SwapTalk: Audio-Driven Talking Face Generation with One-Shot Customization in Latent Space

Abstract

Combining face swapping with lip synchronization technology offers a cost-effective solution for customized talking face generation. However, directly cascading existing models together tends to introduce significant interference between tasks and reduce video clarity because the interaction space is limited to the low-level semantic RGB space. To address this issue, we propose an innovative unified framework, SwapTalk, which accomplishes both face swapping and lip synchronization tasks in the same latent space. Referring to recent work on face generation, we choose the VQ-embedding space due to its excellent editability and fidelity performance. To enhance the framework's generalization capabilities for unseen identities, we incorporate identity loss during the training of the face swapping module. Additionally, we introduce expert discriminator supervision within the latent space during the training of the lip synchronization module to elevate synchronization quality. In the evaluation phase, previous studies primarily focused on the self-reconstruction of lip movements in synchronous audio-visual videos. To better approximate real-world applications, we expand the evaluation scope to asynchronous audio-video scenarios. Furthermore, we introduce a novel identity consistency metric to more comprehensively assess the identity consistency over time series in generated facial videos. Experimental results on the public dataset HDTF demonstrate that our method significantly surpasses existing techniques in video quality, lip synchronization accuracy, face swapping fidelity and identity consistency.

Approach

Our model is capable of transferring the facial region of a user-defined personalized avatar (source ID) onto a specified target template, while also accommodating lip shape deformations to ensure that the lip movements in the generated video are synchronized with the user-specified audio content.

Quantitative Experiments

Quantitative comparison results of our model with various baseline models on the HDTF test set for both self-driven and cross-driven settings.
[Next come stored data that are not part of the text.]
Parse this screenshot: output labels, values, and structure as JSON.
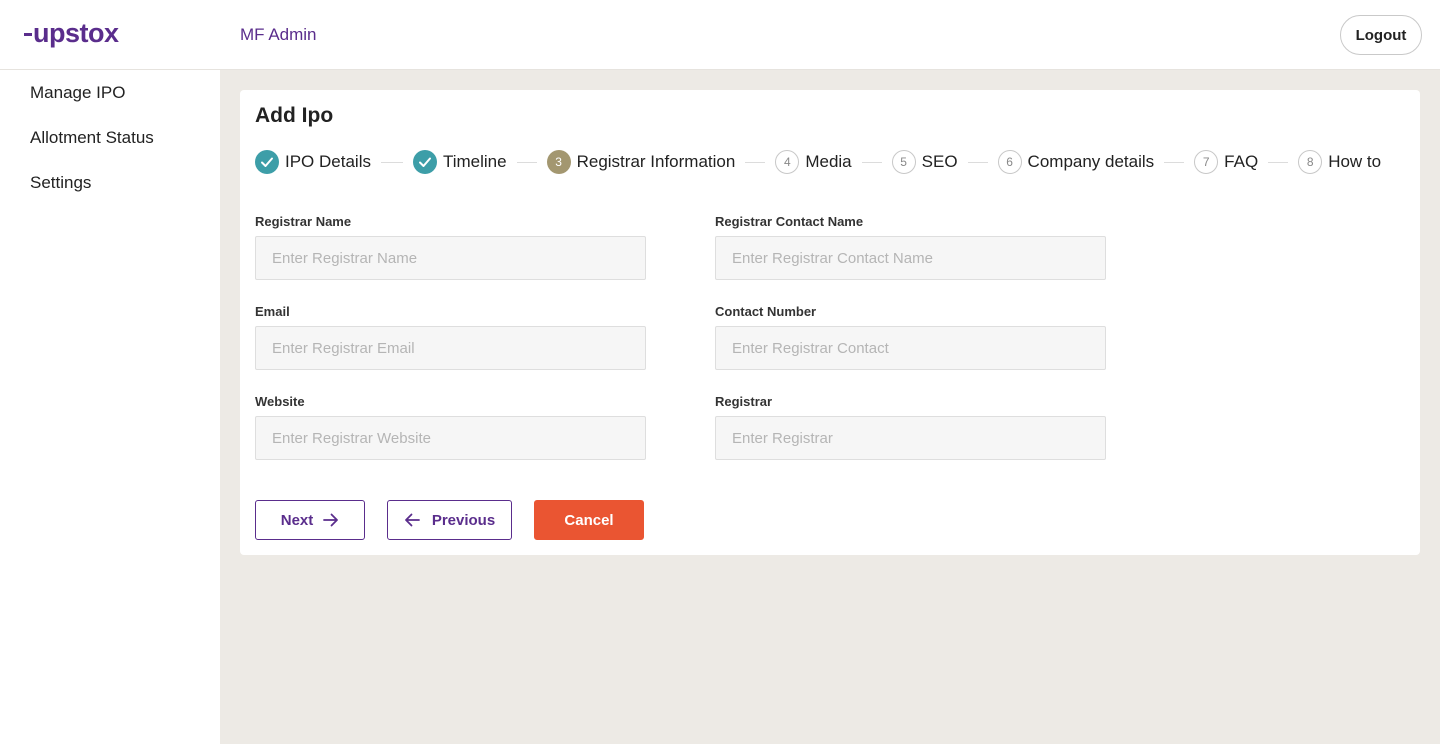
{
  "header": {
    "logo_text": "upstox",
    "app_title": "MF Admin",
    "logout_label": "Logout"
  },
  "sidebar": {
    "items": [
      {
        "label": "Manage IPO"
      },
      {
        "label": "Allotment Status"
      },
      {
        "label": "Settings"
      }
    ]
  },
  "page": {
    "title": "Add Ipo"
  },
  "stepper": {
    "steps": [
      {
        "number": "1",
        "label": "IPO Details",
        "state": "done"
      },
      {
        "number": "2",
        "label": "Timeline",
        "state": "done"
      },
      {
        "number": "3",
        "label": "Registrar Information",
        "state": "active"
      },
      {
        "number": "4",
        "label": "Media",
        "state": "todo"
      },
      {
        "number": "5",
        "label": "SEO",
        "state": "todo"
      },
      {
        "number": "6",
        "label": "Company details",
        "state": "todo"
      },
      {
        "number": "7",
        "label": "FAQ",
        "state": "todo"
      },
      {
        "number": "8",
        "label": "How to",
        "state": "todo"
      }
    ]
  },
  "form": {
    "registrar_name": {
      "label": "Registrar Name",
      "placeholder": "Enter Registrar Name",
      "value": ""
    },
    "registrar_contact_name": {
      "label": "Registrar Contact Name",
      "placeholder": "Enter Registrar Contact Name",
      "value": ""
    },
    "email": {
      "label": "Email",
      "placeholder": "Enter Registrar Email",
      "value": ""
    },
    "contact_number": {
      "label": "Contact Number",
      "placeholder": "Enter Registrar Contact",
      "value": ""
    },
    "website": {
      "label": "Website",
      "placeholder": "Enter Registrar Website",
      "value": ""
    },
    "registrar": {
      "label": "Registrar",
      "placeholder": "Enter Registrar",
      "value": ""
    }
  },
  "actions": {
    "next_label": "Next",
    "previous_label": "Previous",
    "cancel_label": "Cancel"
  },
  "colors": {
    "brand": "#5a2d8c",
    "step_done": "#3d9ea8",
    "step_active": "#a39770",
    "cancel": "#ea5532",
    "background": "#edeae5"
  },
  "icons": {
    "step_done": "check-icon",
    "next": "arrow-right-icon",
    "previous": "arrow-left-icon"
  }
}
Our model surpasses other benchmarks in terms of image generation quality (as indicated by FID and SSIM metrics), lip synchronization accuracy (LMD or LSE-C), face swapping fidelity (ID Retrieve and Consistency). After incorporating additional training data, our model's performance further improved.

Demo Videos

The comparison between our proposed SwapTalk and various vanilla cascade methods under the cross-driven setting shows that Sync-Swap falls short in lip performance compared to Swap-Sync. Furthermore, both numerical and visual results indicate that integrating a face restoration model (as seen in the Sync-Swap-Restore and Swap-Restore-Sync schemes) significantly enhances image clarity (as measured by the CPBD metric) but at the expense of lip synchronization (LMD and LSE-C), face swapping fidelity, and video identity consistency (ID Retrieve and Consistency). Faces processed with image restoration technology often exhibit errors in facial texture, gaze, and lip detail accuracy, whereas our model demonstrates better performance in these aspects.